Mill não foi o primeiro a chamar atenção também para a importância dos arranjos institucionais em nível local, nos quais os indivíduos se preparam para participar das instituições em mais larga escala. O autor avança, além do governo local, na hipótese dos efeitos educativos da participação ao abranger uma área da vida social que até então permanecia intocada pela teoria participativa: a das indústrias. A participação nessas instâncias também poderia, segundo ele, servir de aprendizado para a participação na comunidade mais geral. Embora rejeitasse o caráter centralista das teorias socialistas, Mill ressaltava o potencial de aprendizado contido nos esquemas socialistas que dependem de organização voluntária em pequenas comunidades.
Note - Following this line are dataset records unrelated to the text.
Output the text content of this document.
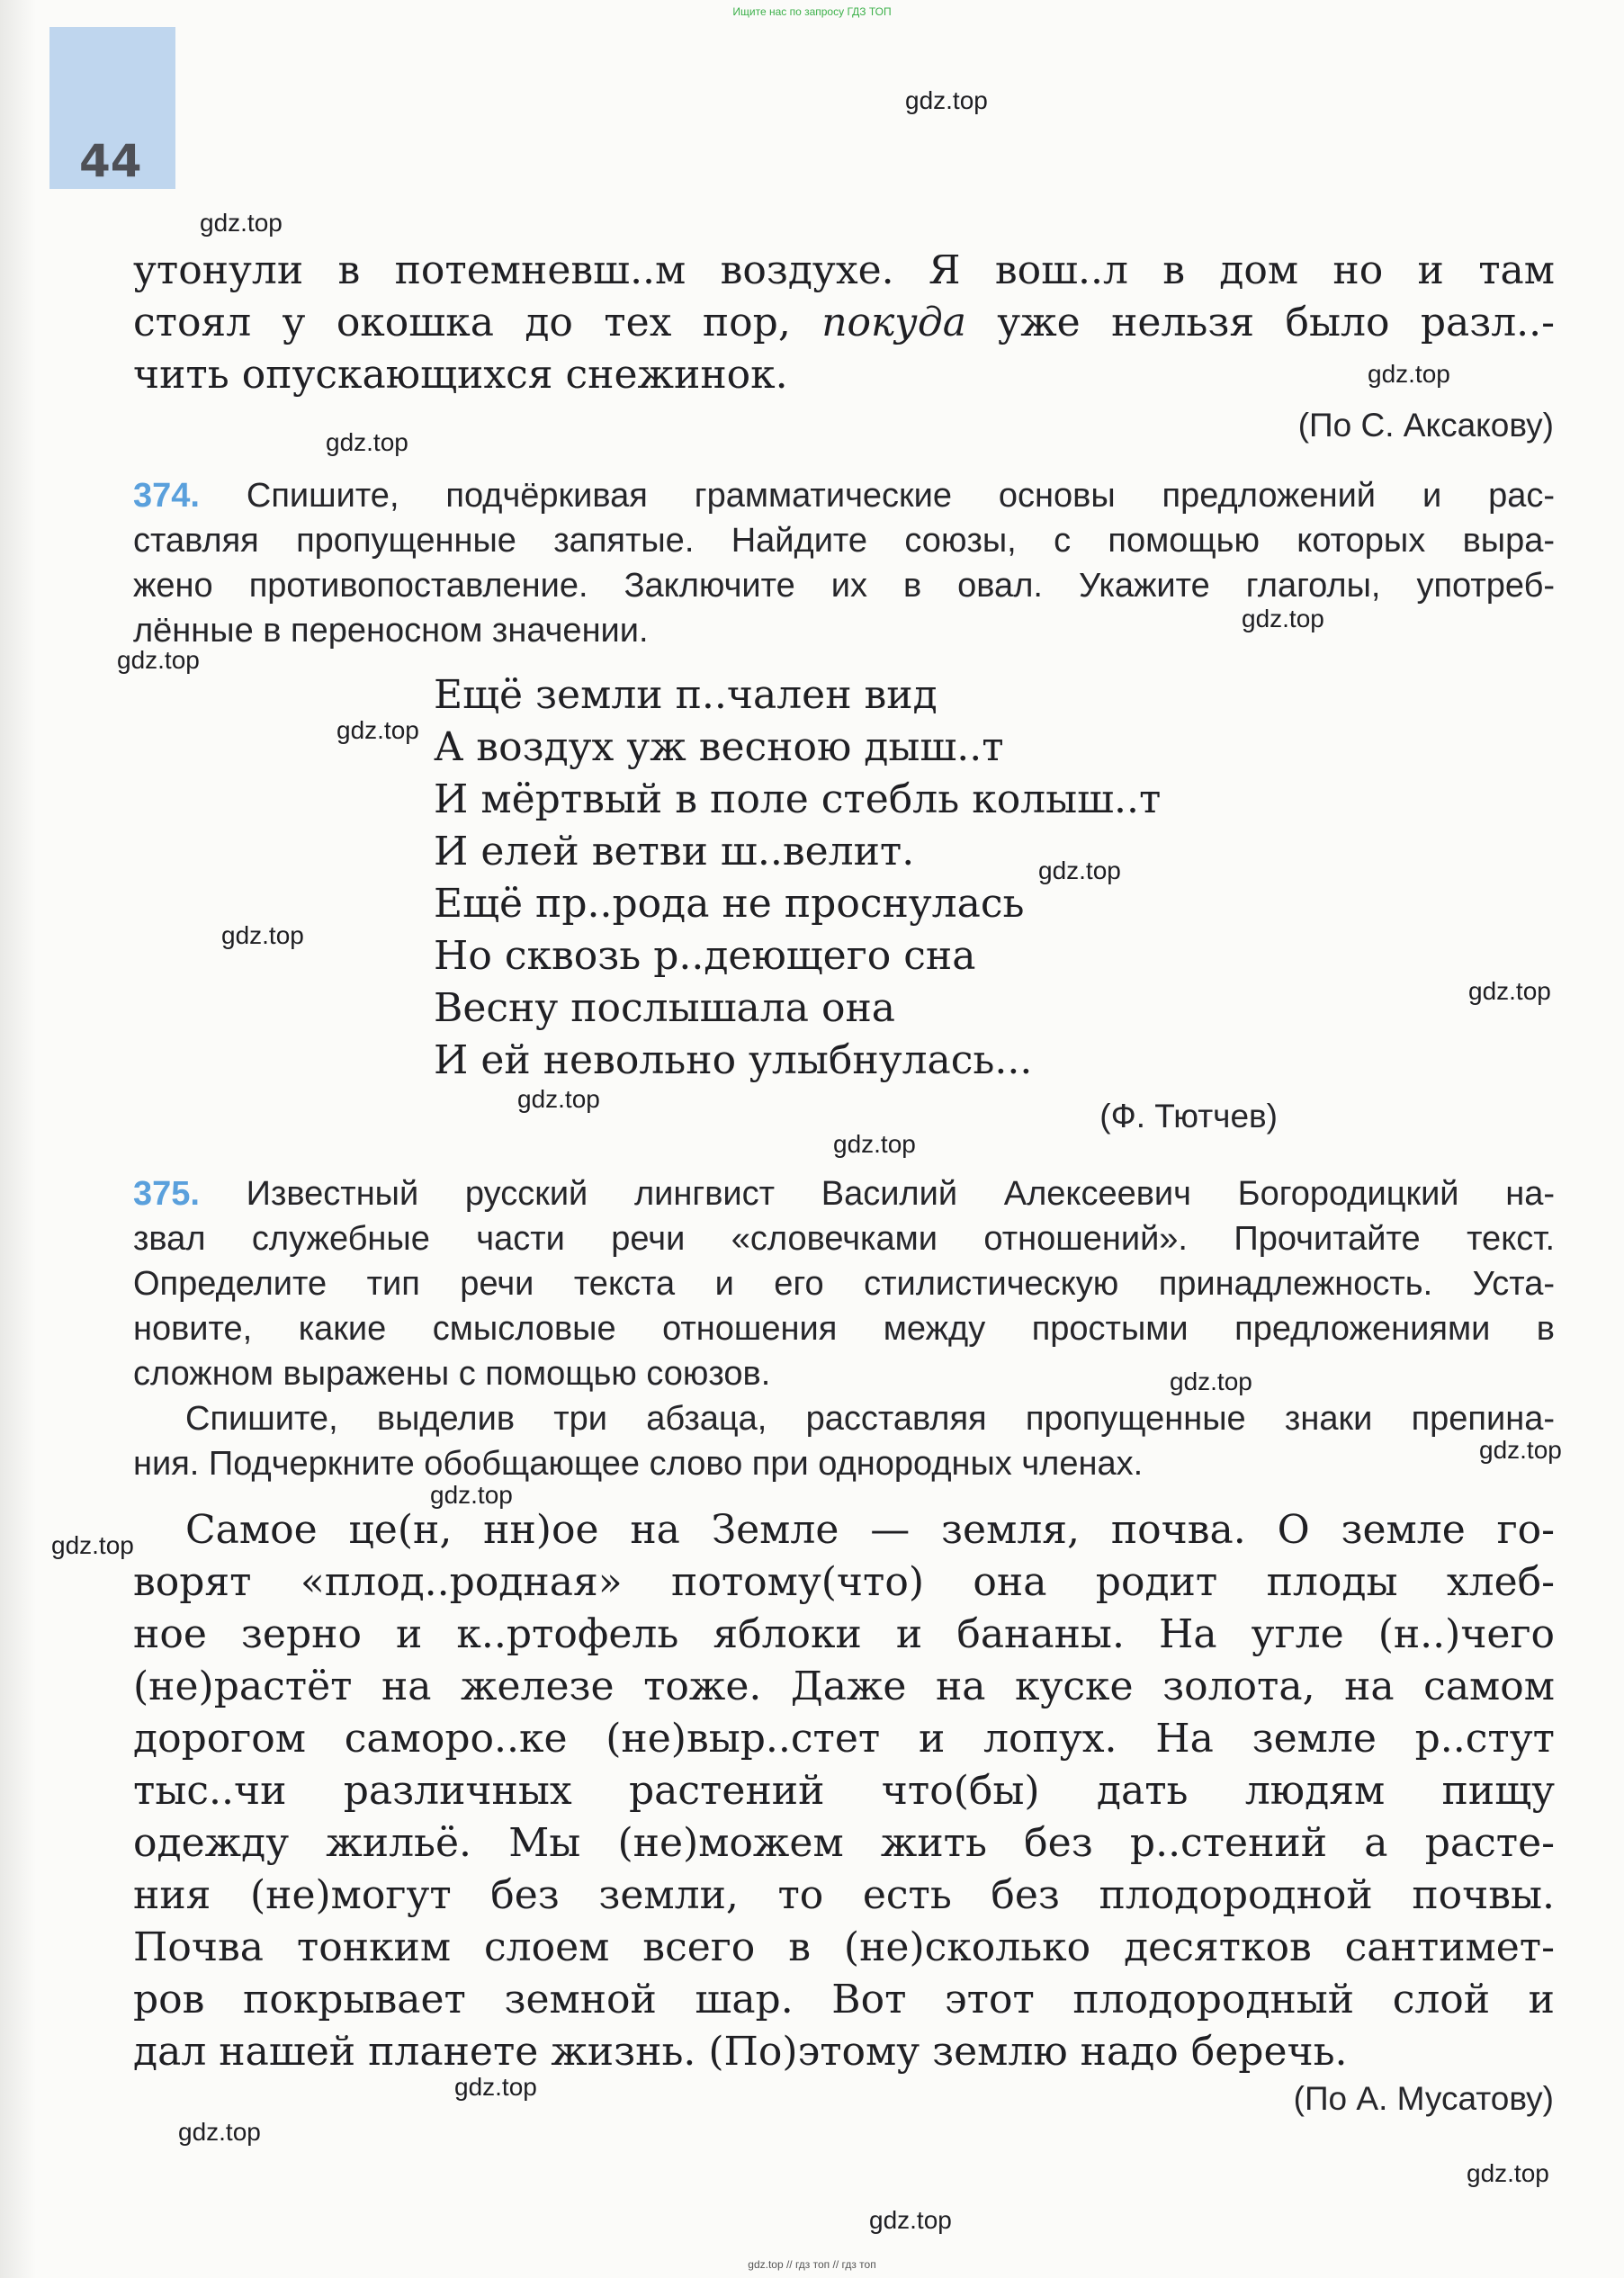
Ищите нас по запросу ГДЗ ТОП
44
gdz.top
gdz.top
gdz.top
gdz.top
gdz.top
gdz.top
gdz.top
gdz.top
gdz.top
gdz.top
gdz.top
gdz.top
gdz.top
gdz.top
gdz.top
gdz.top
gdz.top
gdz.top
gdz.top
gdz.top
утонули в потемневш..м воздухе. Я вош..л в дом но и там
стоял у окошка до тех пор, покуда уже нельзя было разл..-
чить опускающихся снежинок.
(По С. Аксакову)
374. Спишите, подчёркивая грамматические основы предложений и рас-
ставляя пропущенные запятые. Найдите союзы, с помощью которых выра-
жено противопоставление. Заключите их в овал. Укажите глаголы, употреб-
лённые в переносном значении.
Ещё земли п..чален вид
А воздух уж весною дыш..т
И мёртвый в поле стебль колыш..т
И елей ветви ш..велит.
Ещё пр..рода не проснулась
Но сквозь р..деющего сна
Весну послышала она
И ей невольно улыбнулась...
(Ф. Тютчев)
375. Известный русский лингвист Василий Алексеевич Богородицкий на-
звал служебные части речи «словечками отношений». Прочитайте текст.
Определите тип речи текста и его стилистическую принадлежность. Уста-
новите, какие смысловые отношения между простыми предложениями в
сложном выражены с помощью союзов.
Спишите, выделив три абзаца, расставляя пропущенные знаки препина-
ния. Подчеркните обобщающее слово при однородных членах.
Самое це(н, нн)ое на Земле — земля, почва. О земле го-
ворят «плод..родная» потому(что) она родит плоды хлеб-
ное зерно и к..ртофель яблоки и бананы. На угле (н..)чего
(не)растёт на железе тоже. Даже на куске золота, на самом
дорогом саморо..ке (не)выр..стет и лопух. На земле р..стут
тыс..чи различных растений что(бы) дать людям пищу
одежду жильё. Мы (не)можем жить без р..стений а расте-
ния (не)могут без земли, то есть без плодородной почвы.
Почва тонким слоем всего в (не)сколько десятков сантимет-
ров покрывает земной шар. Вот этот плодородный слой и
дал нашей планете жизнь. (По)этому землю надо беречь.
(По А. Мусатову)
gdz.top // гдз топ // гдз топ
Essas formas de participação teriam em seu pensamento um efeito de democratização das relações de autoridade (PATEMAN, 1992: 50-1).
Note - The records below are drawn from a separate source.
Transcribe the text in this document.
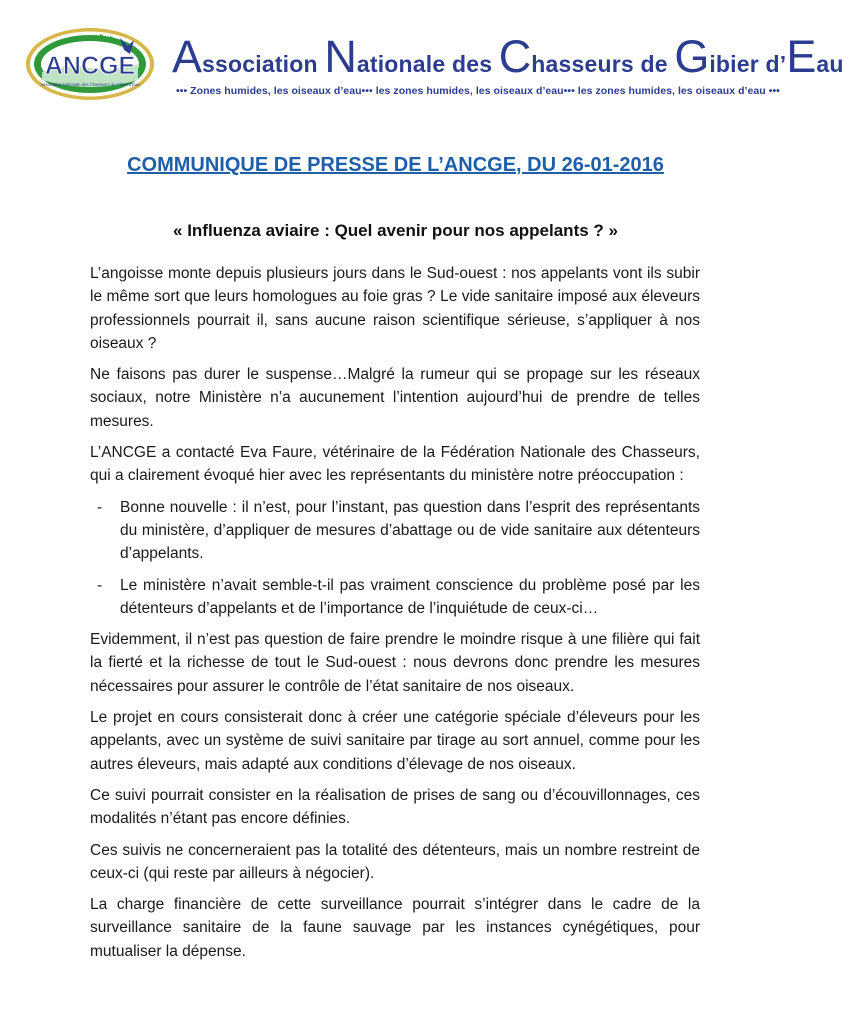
ANCGE
Association Nationale des Chasseurs de Gibier d'Eau
Association Nationale des Chasseurs de Gibier d’Eau
••• Zones humides, les oiseaux d’eau••• les zones humides, les oiseaux d’eau••• les zones humides, les oiseaux d’eau •••
COMMUNIQUE DE PRESSE DE L’ANCGE, DU 26-01-2016
« Influenza aviaire : Quel avenir pour nos appelants ? »

L’angoisse monte depuis plusieurs jours dans le Sud-ouest : nos appelants vont ils subir le même sort que leurs homologues au foie gras ? Le vide sanitaire imposé aux éleveurs professionnels pourrait il, sans aucune raison scientifique sérieuse, s’appliquer à nos oiseaux ?

Ne faisons pas durer le suspense…Malgré la rumeur qui se propage sur les réseaux sociaux, notre Ministère n’a aucunement l’intention aujourd’hui de prendre de telles mesures.

L’ANCGE a contacté Eva Faure, vétérinaire de la Fédération Nationale des Chasseurs, qui a clairement évoqué hier avec les représentants du ministère notre préoccupation :

- Bonne nouvelle : il n’est, pour l’instant, pas question dans l’esprit des représentants du ministère, d’appliquer de mesures d’abattage ou de vide sanitaire aux détenteurs d’appelants.
- Le ministère n’avait semble-t-il pas vraiment conscience du problème posé par les détenteurs d’appelants et de l’importance de l’inquiétude de ceux-ci…

Evidemment, il n’est pas question de faire prendre le moindre risque à une filière qui fait la fierté et la richesse de tout le Sud-ouest : nous devrons donc prendre les mesures nécessaires pour assurer le contrôle de l’état sanitaire de nos oiseaux.

Le projet en cours consisterait donc à créer une catégorie spéciale d’éleveurs pour les appelants, avec un système de suivi sanitaire par tirage au sort annuel, comme pour les autres éleveurs, mais adapté aux conditions d’élevage de nos oiseaux.

Ce suivi pourrait consister en la réalisation de prises de sang ou d’écouvillonnages, ces modalités n’étant pas encore définies.

Ces suivis ne concerneraient pas la totalité des détenteurs, mais un nombre restreint de ceux-ci (qui reste par ailleurs à négocier).

La charge financière de cette surveillance pourrait s’intégrer dans le cadre de la surveillance sanitaire de la faune sauvage par les instances cynégétiques, pour mutualiser la dépense.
Essa forma de “democracia forte” exige uma cidadania ativa, que participe tanto ao nível local quanto nacional, que se engaje na discussão pública e nas decisões – uma forma de autogoverno que dispensa, em boa medida, as instâncias de mediação. Assim, a legitimidade das leis não pode ser desvinculada do processo de sua gênese: há uma conexão interna entre as práticas de autodeterminação pública e o império das leis. Os direitos são, em última instância, determinações da prática política prevalecente. Essa posição, que pode ser encontrada nos trabalhos de Hannah Arendt (2003; 2007; 2008) e Charles Taylor (1979; 200), guarda sua origem no pensamento moral grego, que se funda em duas premissas básicas: (a)a de que os homens são seres morais com certos propósitos caracteristicamente humanos; e (b) a de que o homem é um animal naturale, sociale et

politicum, sendo os seus propósitos essencialmente sociais. De acordo com essa ideia, os homens só

são genuinamente livres quando engajados naquelas atividades que conduzem ao florescimento humano (eudaimonia) (SKINNER, 1986).